Palabra horizontal uno. "..." crucigramista del diario El País. ¿No saben la respuesta? Tras las perfecta simbiosis de cuadritos negros y blancos hay mucho trabajo. También una "constructora". Nataly Sanoja está tras cada palabra, tras cada definición e, incluso, tras más de un enfado por no conseguir el vocablo correcto.

Pese a estudiar Sociología, Sanoja reconoce que no hay ninguna escuela para aprender a crear crucigramas. De hecho, defiende, es "un oficio artesanal", donde la práctica es la mejor preparación. Y ella lo sabe bien. A los 12 años entró a trabajar como crucigramista en un diario local de Venezuela. Tenían una vacante y ella, además de jugar al Scrabble, hacía crucigramas con su madre.

Sanoja se declara una creativa del arte del crucigrama. Frente a otros autores, que optan por un estilo académico, la "constructora" se define por integrar tanto definiciones como cuestiones culturales. Una labor que, normalmente está estampada en las tablas 15x15, le lleva un día de trabajo por cada juego.

La creación de un crucigrama, en sus propias palabras, consta de cuatro fases. En primer lugar, crea la tabla, en su caso simétrica. Luego, elige las palabras y sus correspondientes definiciones, las que determinarán la esencia de su autor. Por último llega el paso "más complejo"; la verificación, ya que el crucigrama es el reflejo de una verdad rotunda.

Además de su carácter veraz, este pasatiempo no excluye a ningún jugador. "Buscamos que haya una representación para todos, que sean intergeneracionales". De hecho, Sanoja reconoce que para determinar el gusto de los jugadores recurre a Twitter: "Mido por los comentarios y las interacciones de los usuarios qué temas considero que son relevantes, por ahí tiro el nivel de dificultad".

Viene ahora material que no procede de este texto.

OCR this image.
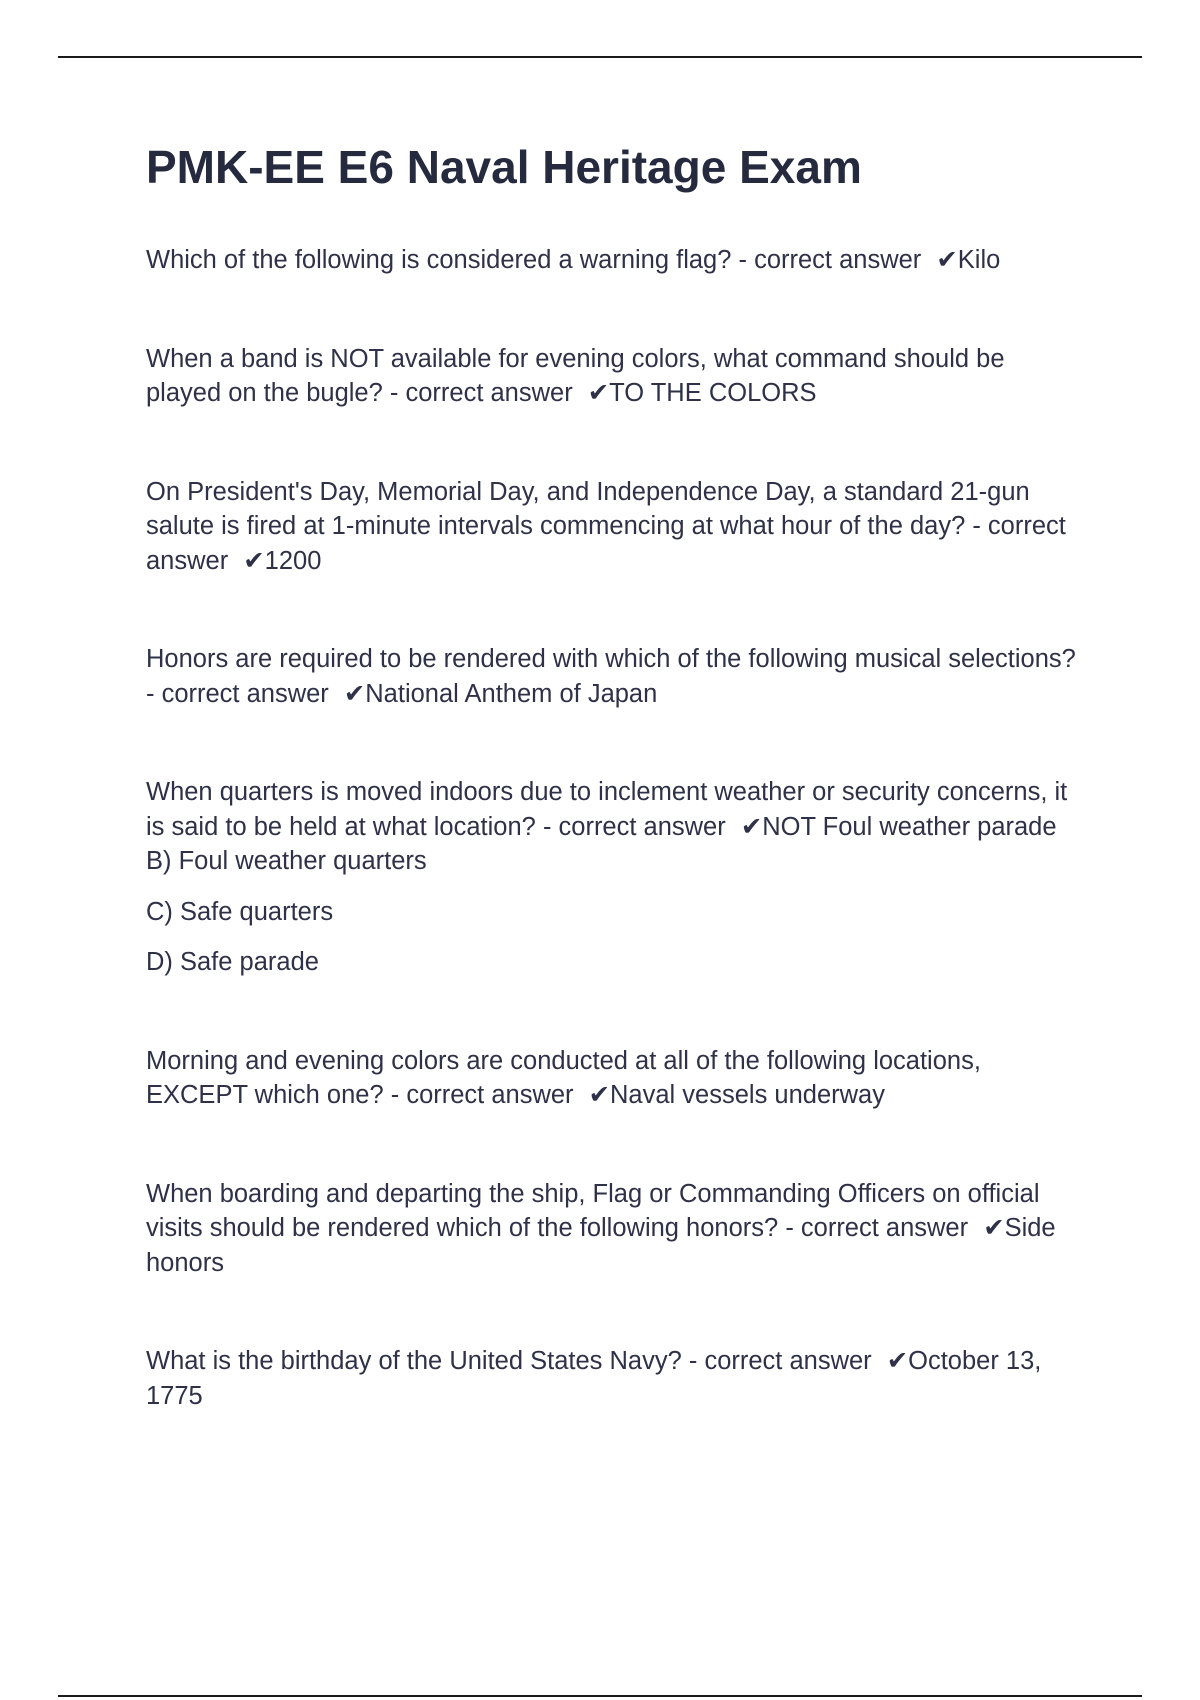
PMK-EE E6 Naval Heritage Exam

Which of the following is considered a warning flag? - correct answer ✔Kilo

When a band is NOT available for evening colors, what command should be played on the bugle? - correct answer ✔TO THE COLORS

On President's Day, Memorial Day, and Independence Day, a standard 21-gun salute is fired at 1-minute intervals commencing at what hour of the day? - correct answer ✔1200

Honors are required to be rendered with which of the following musical selections? - correct answer ✔National Anthem of Japan

When quarters is moved indoors due to inclement weather or security concerns, it is said to be held at what location? - correct answer ✔NOT Foul weather parade B) Foul weather quarters

C) Safe quarters

D) Safe parade

Morning and evening colors are conducted at all of the following locations, EXCEPT which one? - correct answer ✔Naval vessels underway

When boarding and departing the ship, Flag or Commanding Officers on official visits should be rendered which of the following honors? - correct answer ✔Side honors

What is the birthday of the United States Navy? - correct answer ✔October 13, 1775
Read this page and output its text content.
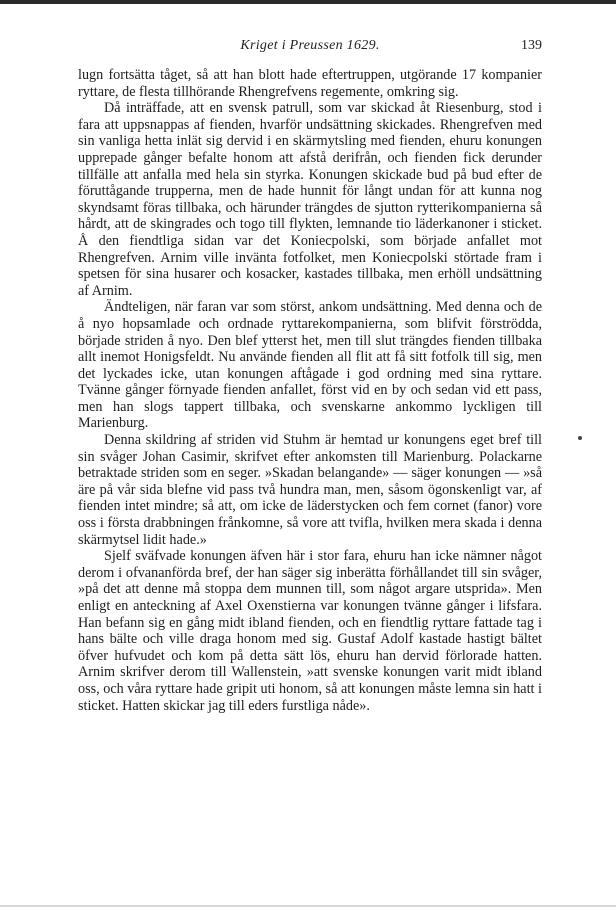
Kriget i Preussen 1629.	139

lugn fortsätta tåget, så att han blott hade eftertruppen, utgörande 17 kompanier ryttare, de flesta tillhörande Rhengrefvens regemente, omkring sig.

Då inträffade, att en svensk patrull, som var skickad åt Riesenburg, stod i fara att uppsnappas af fienden, hvarför undsättning skickades. Rhengrefven med sin vanliga hetta inlät sig dervid i en skärmytsling med fienden, ehuru konungen upprepade gånger befalte honom att afstå derifrån, och fienden fick derunder tillfälle att anfalla med hela sin styrka. Konungen skickade bud på bud efter de föruttågande trupperna, men de hade hunnit för långt undan för att kunna nog skyndsamt föras tillbaka, och härunder trängdes de sjutton rytterikompanierna så hårdt, att de skingrades och togo till flykten, lemnande tio läderkanoner i sticket. Å den fiendtliga sidan var det Koniecpolski, som började anfallet mot Rhengrefven. Arnim ville invänta fotfolket, men Koniecpolski störtade fram i spetsen för sina husarer och kosacker, kastades tillbaka, men erhöll undsättning af Arnim.

Ändteligen, när faran var som störst, ankom undsättning. Med denna och de å nyo hopsamlade och ordnade ryttarekompanierna, som blifvit förströdda, började striden å nyo. Den blef ytterst het, men till slut trängdes fienden tillbaka allt inemot Honigsfeldt. Nu använde fienden all flit att få sitt fotfolk till sig, men det lyckades icke, utan konungen aftågade i god ordning med sina ryttare. Tvänne gånger förnyade fienden anfallet, först vid en by och sedan vid ett pass, men han slogs tappert tillbaka, och svenskarne ankommo lyckligen till Marienburg.

Denna skildring af striden vid Stuhm är hemtad ur konungens eget bref till sin svåger Johan Casimir, skrifvet efter ankomsten till Marienburg. Polackarne betraktade striden som en seger. »Skadan belangande» — säger konungen — »så äre på vår sida blefne vid pass två hundra man, men, såsom ögonskenligt var, af fienden intet mindre; så att, om icke de läderstycken och fem cornet (fanor) vore oss i första drabbningen frånkomne, så vore att tvifla, hvilken mera skada i denna skärmytsel lidit hade.»

Sjelf sväfvade konungen äfven här i stor fara, ehuru han icke nämner något derom i ofvananförda bref, der han säger sig inberätta förhållandet till sin svåger, »på det att denne må stoppa dem munnen till, som något argare utsprida». Men enligt en anteckning af Axel Oxenstierna var konungen tvänne gånger i lifsfara. Han befann sig en gång midt ibland fienden, och en fiendtlig ryttare fattade tag i hans bälte och ville draga honom med sig. Gustaf Adolf kastade hastigt bältet öfver hufvudet och kom på detta sätt lös, ehuru han dervid förlorade hatten. Arnim skrifver derom till Wallenstein, »att svenske konungen varit midt ibland oss, och våra ryttare hade gripit uti honom, så att konungen måste lemna sin hatt i sticket. Hatten skickar jag till eders furstliga nåde».
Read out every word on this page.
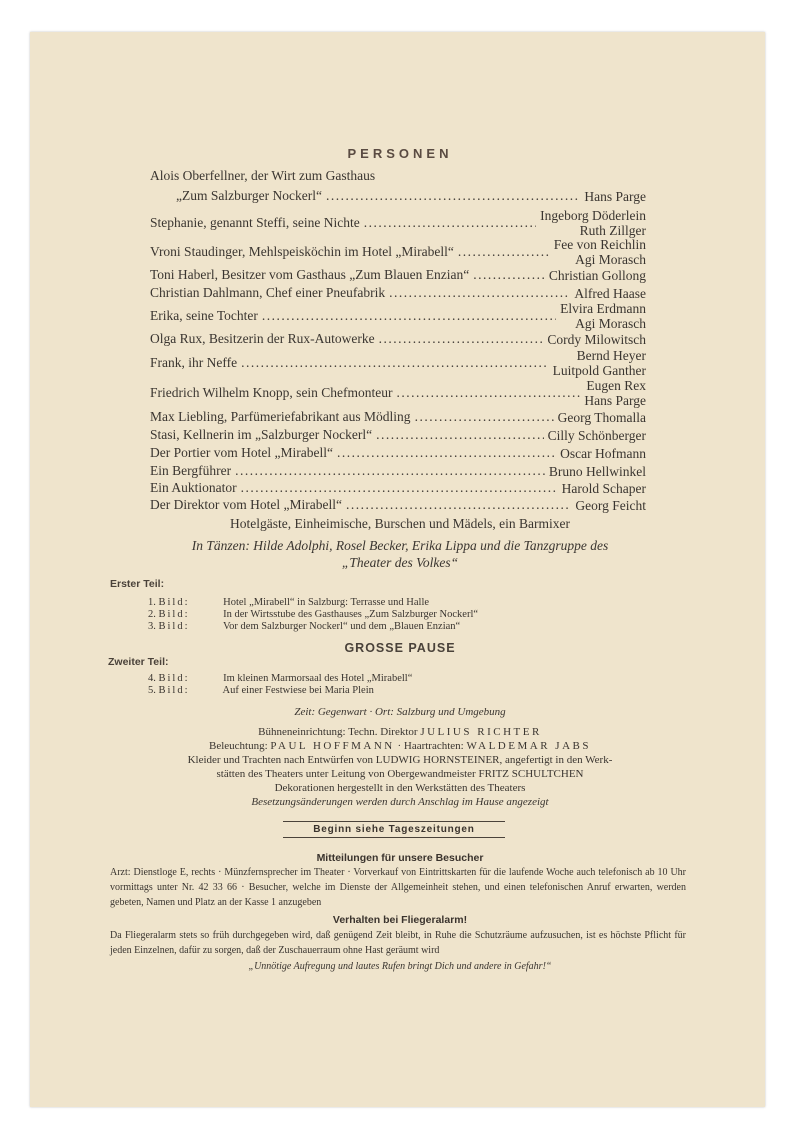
PERSONEN
Alois Oberfellner, der Wirt zum Gasthaus
„Zum Salzburger Nockerl“ .....	Hans Parge
Stephanie, genannt Steffi, seine Nichte .....	Ingeborg Döderlein
Ruth Zillger
Vroni Staudinger, Mehlspeisköchin im Hotel „Mirabell“ .....	Fee von Reichlin
Agi Morasch
Toni Haberl, Besitzer vom Gasthaus „Zum Blauen Enzian“ .....	Christian Gollong
Christian Dahlmann, Chef einer Pneufabrik .....	Alfred Haase
Erika, seine Tochter .....	Elvira Erdmann
Agi Morasch
Olga Rux, Besitzerin der Rux-Autowerke .....	Cordy Milowitsch
Frank, ihr Neffe .....	Bernd Heyer
Luitpold Ganther
Friedrich Wilhelm Knopp, sein Chefmonteur .....	Eugen Rex
Hans Parge
Max Liebling, Parfümeriefabrikant aus Mödling .....	Georg Thomalla
Stasi, Kellnerin im „Salzburger Nockerl“ .....	Cilly Schönberger
Der Portier vom Hotel „Mirabell“ .....	Oscar Hofmann
Ein Bergführer .....	Bruno Hellwinkel
Ein Auktionator .....	Harold Schaper
Der Direktor vom Hotel „Mirabell“ .....	Georg Feicht
Hotelgäste, Einheimische, Burschen und Mädels, ein Barmixer
In Tänzen: Hilde Adolphi, Rosel Becker, Erika Lippa und die Tanzgruppe des
„Theater des Volkes“
Erster Teil:
1. Bild:	Hotel „Mirabell“ in Salzburg: Terrasse und Halle
2. Bild:	In der Wirtsstube des Gasthauses „Zum Salzburger Nockerl“
3. Bild:	Vor dem Salzburger Nockerl“ und dem „Blauen Enzian“
GROSSE PAUSE
Zweiter Teil:
4. Bild:	Im kleinen Marmorsaal des Hotel „Mirabell“
5. Bild:	Auf einer Festwiese bei Maria Plein
Zeit: Gegenwart · Ort: Salzburg und Umgebung
Bühneneinrichtung: Techn. Direktor JULIUS RICHTER
Beleuchtung: PAUL HOFFMANN · Haartrachten: WALDEMAR JABS
Kleider und Trachten nach Entwürfen von LUDWIG HORNSTEINER, angefertigt in den Werk-
stätten des Theaters unter Leitung von Obergewandmeister FRITZ SCHULTCHEN
Dekorationen hergestellt in den Werkstätten des Theaters
Besetzungsänderungen werden durch Anschlag im Hause angezeigt
Beginn siehe Tageszeitungen
Mitteilungen für unsere Besucher
Arzt: Dienstloge E, rechts · Münzfernsprecher im Theater · Vorverkauf von Eintrittskarten für die laufende Woche auch telefonisch ab 10 Uhr vormittags unter Nr. 42 33 66 · Besucher, welche im Dienste der Allgemeinheit stehen, und einen telefonischen Anruf erwarten, werden gebeten, Namen und Platz an der Kasse 1 anzugeben
Verhalten bei Fliegeralarm!
Da Fliegeralarm stets so früh durchgegeben wird, daß genügend Zeit bleibt, in Ruhe die Schutzräume aufzusuchen, ist es höchste Pflicht für jeden Einzelnen, dafür zu sorgen, daß der Zuschauerraum ohne Hast geräumt wird
„Unnötige Aufregung und lautes Rufen bringt Dich und andere in Gefahr!“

El código no escrito de los jugadores

Independientemente de la complejidad, la clave está en la curiosidad humana. Para Sanoja, a todos nos gusta que nos preguntes, al igual que los más pequeños quienes siempre piden que se les pregunte a ellos. Sobre el feedback de sus usuarios, reconoce que es un oficio solitario, debido al teletrabajo, aunque reconoce que sí recibe respuestas.

Críticas y halagos, pero jamás descifran sus retos. Según la crucigramista, los más fieles del pasatiempo evitan publicar las respuestas. Aunque sí que comparten algunas de las pistas que más les llama la atención. Sin embargo, reconoce que el gremio aún no ha podido combatir las páginas webs donde se publican las pìstas.